Cloning in the medical record
Q: I've read a lot about cloning in the medical record, and the HHS Office of Inspector General (OIG) Work Plan includes comments about increased frequency of medical records with identical documentation. How worried do I need to be about my EHR? How much "sameness" is OK?
A: Medicare carriers and contractors have said that documentation is considered cloned when each entry in the beneficiary's medical record is worded exactly like or similar to the previous entries. Cloning also occurs when medical documentation is exactly the same from beneficiary to beneficiary.
Each part of the chart these days has elements that can be generated solely by the EHR, or with elements added by the physician. The chief complaints can be the "labels" or names of the template. If you use these, make sure they match the history of present illness (HPI) content that follows.
The HPI can be made up of a series of queries covering the elements of location, duration, timing, quality, etc. If you use these, make sure they make sense. No one wants to see "duration: 2." Two what? Days? Hours?

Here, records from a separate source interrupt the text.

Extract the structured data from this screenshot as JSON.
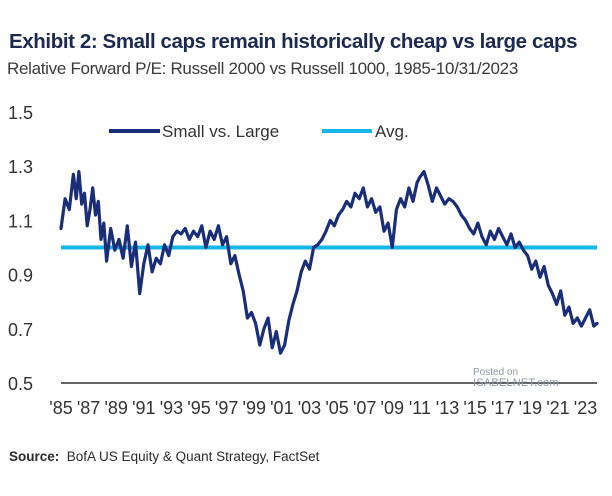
{
  "header": {
    "title": "Exhibit 2: Small caps remain historically cheap vs large caps",
    "subtitle": "Relative Forward P/E: Russell 2000 vs Russell 1000, 1985-10/31/2023"
  },
  "footer": {
    "source_label": "Source:",
    "source_text": "BofA US Equity & Quant Strategy, FactSet"
  },
  "watermark": {
    "line1": "Posted on",
    "line2": "ISABELNET.com"
  },
  "colors": {
    "series_line": "#1a2e78",
    "average_line": "#16b6e8",
    "axis": "#333333"
  },
  "chart_data": {
    "type": "line",
    "ylim": [
      0.5,
      1.5
    ],
    "yticks": [
      0.5,
      0.7,
      0.9,
      1.1,
      1.3,
      1.5
    ],
    "ytick_labels": [
      "0.5",
      "0.7",
      "0.9",
      "1.1",
      "1.3",
      "1.5"
    ],
    "xlim": [
      1985,
      2023.83
    ],
    "xticks": [
      1985,
      1987,
      1989,
      1991,
      1993,
      1995,
      1997,
      1999,
      2001,
      2003,
      2005,
      2007,
      2009,
      2011,
      2013,
      2015,
      2017,
      2019,
      2021,
      2023
    ],
    "xtick_labels": [
      "'85",
      "'87",
      "'89",
      "'91",
      "'93",
      "'95",
      "'97",
      "'99",
      "'01",
      "'03",
      "'05",
      "'07",
      "'09",
      "'11",
      "'13",
      "'15",
      "'17",
      "'19",
      "'21",
      "'23"
    ],
    "legend": {
      "position": "top-left"
    },
    "grid": false,
    "series": [
      {
        "name": "Small vs. Large",
        "x": [
          1985.0,
          1985.3,
          1985.6,
          1985.9,
          1986.1,
          1986.3,
          1986.5,
          1986.7,
          1986.9,
          1987.1,
          1987.3,
          1987.5,
          1987.7,
          1987.9,
          1988.1,
          1988.3,
          1988.6,
          1988.9,
          1989.2,
          1989.5,
          1989.8,
          1990.1,
          1990.4,
          1990.7,
          1991.0,
          1991.3,
          1991.6,
          1991.9,
          1992.2,
          1992.5,
          1992.8,
          1993.1,
          1993.4,
          1993.7,
          1994.0,
          1994.3,
          1994.6,
          1994.9,
          1995.2,
          1995.5,
          1995.8,
          1996.1,
          1996.4,
          1996.7,
          1997.0,
          1997.3,
          1997.6,
          1997.9,
          1998.2,
          1998.5,
          1998.8,
          1999.1,
          1999.4,
          1999.7,
          2000.0,
          2000.3,
          2000.6,
          2000.9,
          2001.2,
          2001.5,
          2001.8,
          2002.1,
          2002.4,
          2002.7,
          2003.0,
          2003.3,
          2003.6,
          2003.9,
          2004.2,
          2004.5,
          2004.8,
          2005.1,
          2005.4,
          2005.7,
          2006.0,
          2006.3,
          2006.6,
          2006.9,
          2007.2,
          2007.5,
          2007.8,
          2008.1,
          2008.4,
          2008.7,
          2009.0,
          2009.3,
          2009.6,
          2009.9,
          2010.2,
          2010.5,
          2010.8,
          2011.0,
          2011.3,
          2011.6,
          2011.9,
          2012.2,
          2012.5,
          2012.8,
          2013.1,
          2013.4,
          2013.7,
          2014.0,
          2014.3,
          2014.6,
          2014.9,
          2015.2,
          2015.5,
          2015.8,
          2016.1,
          2016.4,
          2016.7,
          2017.0,
          2017.3,
          2017.6,
          2017.9,
          2018.2,
          2018.5,
          2018.8,
          2019.1,
          2019.4,
          2019.7,
          2020.0,
          2020.3,
          2020.6,
          2020.9,
          2021.2,
          2021.5,
          2021.8,
          2022.1,
          2022.4,
          2022.7,
          2023.0,
          2023.3,
          2023.6,
          2023.83
        ],
        "y": [
          1.07,
          1.18,
          1.14,
          1.27,
          1.18,
          1.28,
          1.16,
          1.2,
          1.08,
          1.14,
          1.22,
          1.12,
          1.17,
          1.03,
          1.09,
          0.95,
          1.07,
          0.99,
          1.03,
          0.96,
          1.08,
          0.93,
          1.02,
          0.83,
          0.94,
          1.01,
          0.91,
          0.96,
          0.94,
          1.01,
          0.97,
          1.04,
          1.06,
          1.05,
          1.07,
          1.03,
          1.06,
          1.04,
          1.08,
          1.0,
          1.06,
          1.03,
          1.08,
          1.01,
          1.04,
          0.94,
          0.97,
          0.9,
          0.84,
          0.74,
          0.76,
          0.72,
          0.64,
          0.7,
          0.74,
          0.63,
          0.69,
          0.61,
          0.64,
          0.73,
          0.79,
          0.84,
          0.91,
          0.95,
          0.92,
          1.0,
          1.01,
          1.03,
          1.06,
          1.1,
          1.08,
          1.12,
          1.14,
          1.17,
          1.15,
          1.2,
          1.18,
          1.22,
          1.15,
          1.18,
          1.13,
          1.15,
          1.06,
          1.09,
          1.0,
          1.14,
          1.18,
          1.15,
          1.22,
          1.17,
          1.24,
          1.26,
          1.28,
          1.23,
          1.17,
          1.22,
          1.19,
          1.16,
          1.18,
          1.17,
          1.15,
          1.12,
          1.1,
          1.07,
          1.05,
          1.09,
          1.04,
          1.01,
          1.06,
          1.03,
          1.07,
          1.04,
          1.01,
          1.05,
          1.0,
          1.02,
          0.99,
          0.97,
          0.92,
          0.95,
          0.89,
          0.93,
          0.86,
          0.83,
          0.79,
          0.84,
          0.75,
          0.78,
          0.72,
          0.74,
          0.71,
          0.74,
          0.77,
          0.71,
          0.72
        ]
      }
    ],
    "reference_lines": [
      {
        "name": "Avg.",
        "y": 1.0
      }
    ]
  }
}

The review of systems (ROS) is a routine offender. For instance, inadequate charting might involve: If a physician includes a disclaimer such as "complete 14-point review of systems negative except as noted in the HPI above," and he fails to include the ROS in the HPI; or it is a Level 3 visit and doesn't require a full ROS; or there is a standard ROS blurb that conflicts with something in the HPI.
The physical exam is the second element most frequently cited as a cloning or cut and paste concern. Like the ROS, this information can be significantly out of proportion to the presenting problems. The ROS and exam proportion issue ties directly to the payer position that cloned documentation does not meet medical necessity requirements for coverage of services rendered due to the lack of specific, individual information. Payers will tell you that cloning of documentation is considered a misrepresentation of the medical necessity requirement for coverage of services. They would rather see patient specific details than generic documentation to cover a given topic or element of an encounter.
Physicians also need to consider whether the assessment and plan area overstates the number of problems addressed. A long list of codes with no visible management does not meet medical necessity criteria. Medicare has repeatedly said that it wants to see the number, acuity, and severity/duration of problems addressed through the history, physical, and medical decision making, rather than just seeing it in the A/P section of the chart.
The increased frequency of medical records with identical documentation across services appears as a concern in the OIG Work Plan for physicians for the third year in a row. Stress to your providers that this is not idle chatter: There is concern at the federal level that current EHR misuse results in significant overpayments, and it likely is.
Comprehensive ophthalmological codes
Q: Does the 92014 ophthalmology code require a dilated exam component?
A: The descriptions of the comprehensive ophthalmological codes in CPT say that 92014 often includes as indicated: biomicroscopy, examination with cycloplegia or mydriasis, and tonometry. It does not say that you must dilate for this aspect of the exam. This said, most ophthalmologists seem to recognize the dilated exam as an indicator of the 92014.